Hong Kong democracy activist Joshua Wong under police protection in Taiwan after assault attempt
Student leader and local legislators in Taipei for political seminar
Taiwan police ramped up protection for Hong Kong student activist Joshua Wong Chi-fung and a few pro-democracy lawmakers after a failed attempt by a pro-China protester to assault him as he arrived in the island state in the early hours.
Taipei mayor Ko Wen-je pledged that police would “protect all guests”, adding that violence had no place in a civilised society like Taiwan’s.
Wong had been set to attend a seminar organised by a local political party over the weekend.
About 200 protesters from a pro-China group in Taiwan gathered at the arrival hall of Taipei’s Taoyuan International Airport at midnight. They chanted slogans deriding Wong, and Hong Kong legislators Nathan Law Kwun-chung and Edward Yiu Chung-yim – who arrived on the same flight at 12.30am – as “independence scum”, saying they were not welcome in Taiwan.
There were about 100 police officers, but a man broke through their lines and almost punched Wong, who was hurried into a vehicle in time.
“I wasn’t expecting [pro-China protesters to show up] be it in Hong Kong or Taiwan,” Wong said on Saturday afternoon at the panel discussion, organised by Taiwan’s New Power Party, a rising political force born of the student-led Sunflower Movement in 2014, that put a brake on a trade pact with China.

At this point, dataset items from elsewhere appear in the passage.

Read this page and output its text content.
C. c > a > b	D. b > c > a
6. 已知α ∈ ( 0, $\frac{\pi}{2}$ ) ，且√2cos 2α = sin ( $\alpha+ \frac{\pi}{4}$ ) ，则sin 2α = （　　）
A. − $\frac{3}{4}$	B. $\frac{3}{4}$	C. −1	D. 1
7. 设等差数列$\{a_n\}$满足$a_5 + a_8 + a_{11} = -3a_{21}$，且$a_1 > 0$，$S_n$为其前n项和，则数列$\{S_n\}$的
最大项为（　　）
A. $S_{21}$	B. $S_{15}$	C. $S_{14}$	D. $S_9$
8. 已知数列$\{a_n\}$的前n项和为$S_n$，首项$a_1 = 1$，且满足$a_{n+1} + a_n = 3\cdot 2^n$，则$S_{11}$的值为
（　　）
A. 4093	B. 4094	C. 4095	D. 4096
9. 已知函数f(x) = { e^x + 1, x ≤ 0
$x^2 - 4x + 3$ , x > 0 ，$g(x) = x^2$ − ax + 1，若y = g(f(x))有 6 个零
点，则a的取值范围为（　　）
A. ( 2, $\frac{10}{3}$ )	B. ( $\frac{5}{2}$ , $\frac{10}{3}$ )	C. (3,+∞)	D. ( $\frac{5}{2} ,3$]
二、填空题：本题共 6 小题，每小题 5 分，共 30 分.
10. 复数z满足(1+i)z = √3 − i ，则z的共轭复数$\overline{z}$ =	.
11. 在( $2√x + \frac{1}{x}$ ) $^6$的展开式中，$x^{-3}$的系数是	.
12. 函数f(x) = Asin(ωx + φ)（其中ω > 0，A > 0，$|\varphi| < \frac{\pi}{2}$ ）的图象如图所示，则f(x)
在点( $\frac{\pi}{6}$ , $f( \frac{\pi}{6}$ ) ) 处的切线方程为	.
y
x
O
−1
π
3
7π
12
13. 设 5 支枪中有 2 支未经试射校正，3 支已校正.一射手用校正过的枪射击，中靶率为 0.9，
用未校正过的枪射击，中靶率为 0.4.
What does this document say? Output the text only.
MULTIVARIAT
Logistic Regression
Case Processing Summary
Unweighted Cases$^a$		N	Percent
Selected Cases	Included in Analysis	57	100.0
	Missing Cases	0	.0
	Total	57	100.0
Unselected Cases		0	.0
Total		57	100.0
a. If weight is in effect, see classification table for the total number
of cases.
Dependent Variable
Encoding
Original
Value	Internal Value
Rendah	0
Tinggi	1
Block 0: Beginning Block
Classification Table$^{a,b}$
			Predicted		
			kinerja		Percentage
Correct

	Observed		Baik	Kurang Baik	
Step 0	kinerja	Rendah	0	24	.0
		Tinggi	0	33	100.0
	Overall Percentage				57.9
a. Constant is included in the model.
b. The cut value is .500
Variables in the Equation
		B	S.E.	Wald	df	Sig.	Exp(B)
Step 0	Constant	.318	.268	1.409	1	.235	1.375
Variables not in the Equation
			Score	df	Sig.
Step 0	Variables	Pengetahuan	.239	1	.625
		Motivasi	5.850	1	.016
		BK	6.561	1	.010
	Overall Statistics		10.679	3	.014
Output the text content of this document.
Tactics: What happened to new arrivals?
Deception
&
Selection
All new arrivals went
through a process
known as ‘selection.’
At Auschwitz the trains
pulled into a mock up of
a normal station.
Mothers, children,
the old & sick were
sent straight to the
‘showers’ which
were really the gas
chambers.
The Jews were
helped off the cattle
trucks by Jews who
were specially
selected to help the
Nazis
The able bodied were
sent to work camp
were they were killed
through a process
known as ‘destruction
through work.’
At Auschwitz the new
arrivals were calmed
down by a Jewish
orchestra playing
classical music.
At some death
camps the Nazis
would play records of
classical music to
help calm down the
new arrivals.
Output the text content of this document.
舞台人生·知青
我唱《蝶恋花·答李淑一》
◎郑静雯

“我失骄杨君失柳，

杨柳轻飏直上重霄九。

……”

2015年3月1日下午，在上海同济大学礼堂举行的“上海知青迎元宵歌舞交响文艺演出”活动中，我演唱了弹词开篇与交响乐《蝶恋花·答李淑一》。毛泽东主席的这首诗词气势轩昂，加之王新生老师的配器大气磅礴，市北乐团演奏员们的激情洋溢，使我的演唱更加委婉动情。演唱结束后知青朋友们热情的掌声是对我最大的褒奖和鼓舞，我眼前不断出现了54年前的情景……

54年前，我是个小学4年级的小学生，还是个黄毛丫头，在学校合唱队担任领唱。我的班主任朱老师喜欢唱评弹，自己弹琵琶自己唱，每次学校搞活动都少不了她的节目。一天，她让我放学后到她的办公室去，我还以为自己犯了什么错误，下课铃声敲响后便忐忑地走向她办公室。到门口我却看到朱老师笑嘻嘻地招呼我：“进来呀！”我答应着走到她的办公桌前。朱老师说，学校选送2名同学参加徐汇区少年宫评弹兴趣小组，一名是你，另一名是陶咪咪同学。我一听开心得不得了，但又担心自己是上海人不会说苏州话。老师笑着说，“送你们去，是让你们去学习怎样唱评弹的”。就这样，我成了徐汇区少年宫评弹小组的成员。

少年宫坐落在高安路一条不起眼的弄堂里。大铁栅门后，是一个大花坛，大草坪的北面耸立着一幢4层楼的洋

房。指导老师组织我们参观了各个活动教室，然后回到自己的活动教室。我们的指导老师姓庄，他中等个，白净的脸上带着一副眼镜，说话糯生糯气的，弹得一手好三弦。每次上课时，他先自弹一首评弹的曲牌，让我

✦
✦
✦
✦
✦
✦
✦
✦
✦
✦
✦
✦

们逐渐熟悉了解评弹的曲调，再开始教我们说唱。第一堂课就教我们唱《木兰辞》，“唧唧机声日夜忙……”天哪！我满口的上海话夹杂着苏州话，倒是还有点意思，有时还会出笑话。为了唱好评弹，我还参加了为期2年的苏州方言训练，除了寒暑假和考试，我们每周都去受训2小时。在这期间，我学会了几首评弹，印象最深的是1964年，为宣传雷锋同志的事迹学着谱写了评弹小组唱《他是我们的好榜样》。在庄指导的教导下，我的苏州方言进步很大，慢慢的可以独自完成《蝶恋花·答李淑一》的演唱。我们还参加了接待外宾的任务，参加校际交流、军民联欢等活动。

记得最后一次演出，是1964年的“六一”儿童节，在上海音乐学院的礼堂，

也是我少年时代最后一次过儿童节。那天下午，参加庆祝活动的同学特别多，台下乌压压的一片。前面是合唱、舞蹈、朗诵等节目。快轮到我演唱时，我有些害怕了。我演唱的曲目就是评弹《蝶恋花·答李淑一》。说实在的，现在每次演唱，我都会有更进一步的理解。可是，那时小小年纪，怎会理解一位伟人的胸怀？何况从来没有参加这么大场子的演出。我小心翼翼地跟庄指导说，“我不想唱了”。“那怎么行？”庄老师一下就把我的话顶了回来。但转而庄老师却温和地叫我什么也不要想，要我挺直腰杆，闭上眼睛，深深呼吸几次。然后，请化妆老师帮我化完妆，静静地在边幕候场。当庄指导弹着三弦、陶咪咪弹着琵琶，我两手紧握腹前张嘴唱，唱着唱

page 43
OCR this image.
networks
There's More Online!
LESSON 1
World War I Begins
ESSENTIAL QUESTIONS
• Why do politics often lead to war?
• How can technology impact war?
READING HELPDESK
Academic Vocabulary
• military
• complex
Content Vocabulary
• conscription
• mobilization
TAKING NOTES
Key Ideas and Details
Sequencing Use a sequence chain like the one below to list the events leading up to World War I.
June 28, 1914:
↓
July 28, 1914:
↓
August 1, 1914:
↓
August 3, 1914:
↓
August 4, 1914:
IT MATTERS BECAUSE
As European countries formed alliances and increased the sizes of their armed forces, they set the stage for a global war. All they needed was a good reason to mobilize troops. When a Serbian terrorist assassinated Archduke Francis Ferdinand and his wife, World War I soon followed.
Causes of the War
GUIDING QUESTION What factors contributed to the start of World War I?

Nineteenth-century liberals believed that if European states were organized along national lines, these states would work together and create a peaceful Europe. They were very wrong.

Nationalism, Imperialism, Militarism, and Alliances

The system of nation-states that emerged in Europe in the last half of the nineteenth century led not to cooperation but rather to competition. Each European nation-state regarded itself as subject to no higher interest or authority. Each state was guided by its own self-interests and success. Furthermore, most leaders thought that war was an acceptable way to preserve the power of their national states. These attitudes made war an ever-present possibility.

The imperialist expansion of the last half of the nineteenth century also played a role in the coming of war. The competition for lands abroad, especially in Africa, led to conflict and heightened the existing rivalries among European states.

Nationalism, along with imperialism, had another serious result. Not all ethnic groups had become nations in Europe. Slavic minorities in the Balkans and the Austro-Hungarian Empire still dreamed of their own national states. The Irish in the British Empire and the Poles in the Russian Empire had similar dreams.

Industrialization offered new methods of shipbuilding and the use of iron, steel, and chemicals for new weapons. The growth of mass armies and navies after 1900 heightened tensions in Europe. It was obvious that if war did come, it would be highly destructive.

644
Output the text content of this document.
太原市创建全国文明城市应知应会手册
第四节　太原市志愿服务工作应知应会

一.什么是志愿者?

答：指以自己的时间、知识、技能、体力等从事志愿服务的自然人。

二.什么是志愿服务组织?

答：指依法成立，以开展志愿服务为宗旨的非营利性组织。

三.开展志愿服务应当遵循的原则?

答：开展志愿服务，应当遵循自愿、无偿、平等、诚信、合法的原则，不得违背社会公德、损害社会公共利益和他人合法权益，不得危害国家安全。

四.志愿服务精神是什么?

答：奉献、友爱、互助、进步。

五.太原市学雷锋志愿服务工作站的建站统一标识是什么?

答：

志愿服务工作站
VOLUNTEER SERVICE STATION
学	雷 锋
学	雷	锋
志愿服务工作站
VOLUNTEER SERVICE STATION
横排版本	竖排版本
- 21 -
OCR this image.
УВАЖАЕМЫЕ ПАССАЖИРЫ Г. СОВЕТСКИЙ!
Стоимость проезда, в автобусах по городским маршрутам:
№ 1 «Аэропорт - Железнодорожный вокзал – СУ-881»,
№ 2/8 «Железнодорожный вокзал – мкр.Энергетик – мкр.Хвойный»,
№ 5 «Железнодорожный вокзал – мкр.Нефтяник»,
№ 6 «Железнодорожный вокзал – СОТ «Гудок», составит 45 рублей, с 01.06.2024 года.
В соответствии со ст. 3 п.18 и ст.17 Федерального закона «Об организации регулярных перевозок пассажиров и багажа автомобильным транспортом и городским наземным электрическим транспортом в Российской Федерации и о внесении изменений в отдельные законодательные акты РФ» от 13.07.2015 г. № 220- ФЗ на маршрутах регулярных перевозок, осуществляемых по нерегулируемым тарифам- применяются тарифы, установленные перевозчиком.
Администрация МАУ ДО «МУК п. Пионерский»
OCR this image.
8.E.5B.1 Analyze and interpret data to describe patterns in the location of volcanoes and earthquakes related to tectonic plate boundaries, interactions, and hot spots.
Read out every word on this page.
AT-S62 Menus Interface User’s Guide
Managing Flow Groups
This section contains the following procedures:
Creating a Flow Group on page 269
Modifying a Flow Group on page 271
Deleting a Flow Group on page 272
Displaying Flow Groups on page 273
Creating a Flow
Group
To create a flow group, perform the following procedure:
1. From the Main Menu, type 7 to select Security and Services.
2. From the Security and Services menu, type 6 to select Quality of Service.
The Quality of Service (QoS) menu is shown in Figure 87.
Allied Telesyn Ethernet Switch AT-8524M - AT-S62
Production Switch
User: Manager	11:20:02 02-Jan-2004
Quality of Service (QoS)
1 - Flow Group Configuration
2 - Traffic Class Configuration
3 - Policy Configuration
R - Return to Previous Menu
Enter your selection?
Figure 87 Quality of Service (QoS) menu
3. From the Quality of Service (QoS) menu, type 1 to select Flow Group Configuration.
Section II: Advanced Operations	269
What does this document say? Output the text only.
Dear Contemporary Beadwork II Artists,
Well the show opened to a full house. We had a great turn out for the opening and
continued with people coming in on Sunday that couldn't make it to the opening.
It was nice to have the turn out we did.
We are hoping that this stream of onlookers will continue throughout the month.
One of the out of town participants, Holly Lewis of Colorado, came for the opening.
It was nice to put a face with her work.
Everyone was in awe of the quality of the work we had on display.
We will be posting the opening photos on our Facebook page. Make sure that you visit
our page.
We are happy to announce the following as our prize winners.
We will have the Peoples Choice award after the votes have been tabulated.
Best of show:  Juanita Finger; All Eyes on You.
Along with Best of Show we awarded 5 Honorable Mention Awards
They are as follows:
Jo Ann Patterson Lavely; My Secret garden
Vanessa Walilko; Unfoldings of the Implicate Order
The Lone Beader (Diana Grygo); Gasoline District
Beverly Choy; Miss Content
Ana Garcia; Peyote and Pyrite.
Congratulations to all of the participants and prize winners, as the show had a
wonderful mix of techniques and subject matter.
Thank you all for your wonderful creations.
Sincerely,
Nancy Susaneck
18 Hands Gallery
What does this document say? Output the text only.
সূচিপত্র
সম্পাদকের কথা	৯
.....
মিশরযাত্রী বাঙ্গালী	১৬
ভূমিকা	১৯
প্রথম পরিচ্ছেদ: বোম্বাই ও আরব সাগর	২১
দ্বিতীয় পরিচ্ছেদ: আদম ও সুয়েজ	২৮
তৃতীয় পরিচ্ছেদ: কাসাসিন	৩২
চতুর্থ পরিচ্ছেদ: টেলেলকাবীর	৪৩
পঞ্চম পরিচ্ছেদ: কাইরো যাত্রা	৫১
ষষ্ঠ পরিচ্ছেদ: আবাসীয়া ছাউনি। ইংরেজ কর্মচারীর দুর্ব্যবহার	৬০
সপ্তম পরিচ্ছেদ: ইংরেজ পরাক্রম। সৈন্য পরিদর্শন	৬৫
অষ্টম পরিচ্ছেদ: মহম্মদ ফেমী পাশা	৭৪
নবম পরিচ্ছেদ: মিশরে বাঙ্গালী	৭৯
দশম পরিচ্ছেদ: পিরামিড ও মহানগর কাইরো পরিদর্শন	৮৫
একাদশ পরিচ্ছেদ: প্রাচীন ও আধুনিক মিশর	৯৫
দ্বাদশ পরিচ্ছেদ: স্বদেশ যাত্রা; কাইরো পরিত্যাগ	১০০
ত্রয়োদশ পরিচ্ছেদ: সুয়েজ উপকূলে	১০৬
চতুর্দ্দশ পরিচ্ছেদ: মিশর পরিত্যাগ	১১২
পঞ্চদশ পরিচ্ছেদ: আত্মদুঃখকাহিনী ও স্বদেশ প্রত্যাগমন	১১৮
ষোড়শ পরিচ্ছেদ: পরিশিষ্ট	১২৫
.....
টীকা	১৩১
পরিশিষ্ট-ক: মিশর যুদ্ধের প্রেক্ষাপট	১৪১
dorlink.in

Wong said it was the first time he had encountered such protests in Taiwan, having visited the self-governing island for exchanges with local political parties last year.
He and the lawmakers were under close police protection after the attack, and would be throughout their stay, a police inspector said.
But Wong said the Taiwanese police did not notify them of any extra security protection outside of attending public events.
Before their departure for Taipei, Wong and Law encountered about 50 pro-China protesters as they checked in at Hong Kong International Airport.
Armed with banners that read “Chinese traitors, running dogs, human scum”, the crowd shouted obscenities at the pair in the departure hall, without any apparent interference.
Outside the seminar venue in Taipei, scores of protesters – many of whom wore masks and sunglasses – voiced their opposition to what they called the collusion of “independence scum from Taiwan and Hong Kong”.
Dozens of police officers guarded the venue, and set up roadblocks nearby.
The use of violence by pro-China groups in Taiwan – some known to be affiliated with local triads – on their political enemies was unheard of even during the Sunflower Movement, said Lin Fei-fan, one of that movement’s leaders.
“But this time they tried to openly assault these lawmakers from Hong Kong who travelled all the way here,” he said.
New Power Party chairman Huang Kuo-chang said the seminar could not have happened in Hong Kong, as he and a few fellow party members had been denied Hong Kong visas in the past.
Wong, Law and Yiu will be joined on Sunday by lawmaker Eddie Chu Hoi-dick, Huang and Lin, as well as members of the country’s legislature for a panel discussion on how pro-democracy parties in Hong Kong and Taiwan can learn from each other.
Yiu and Chu said they had no plan to meet any other political parties during their stay, and that they had not had any contact with the Taiwanese government.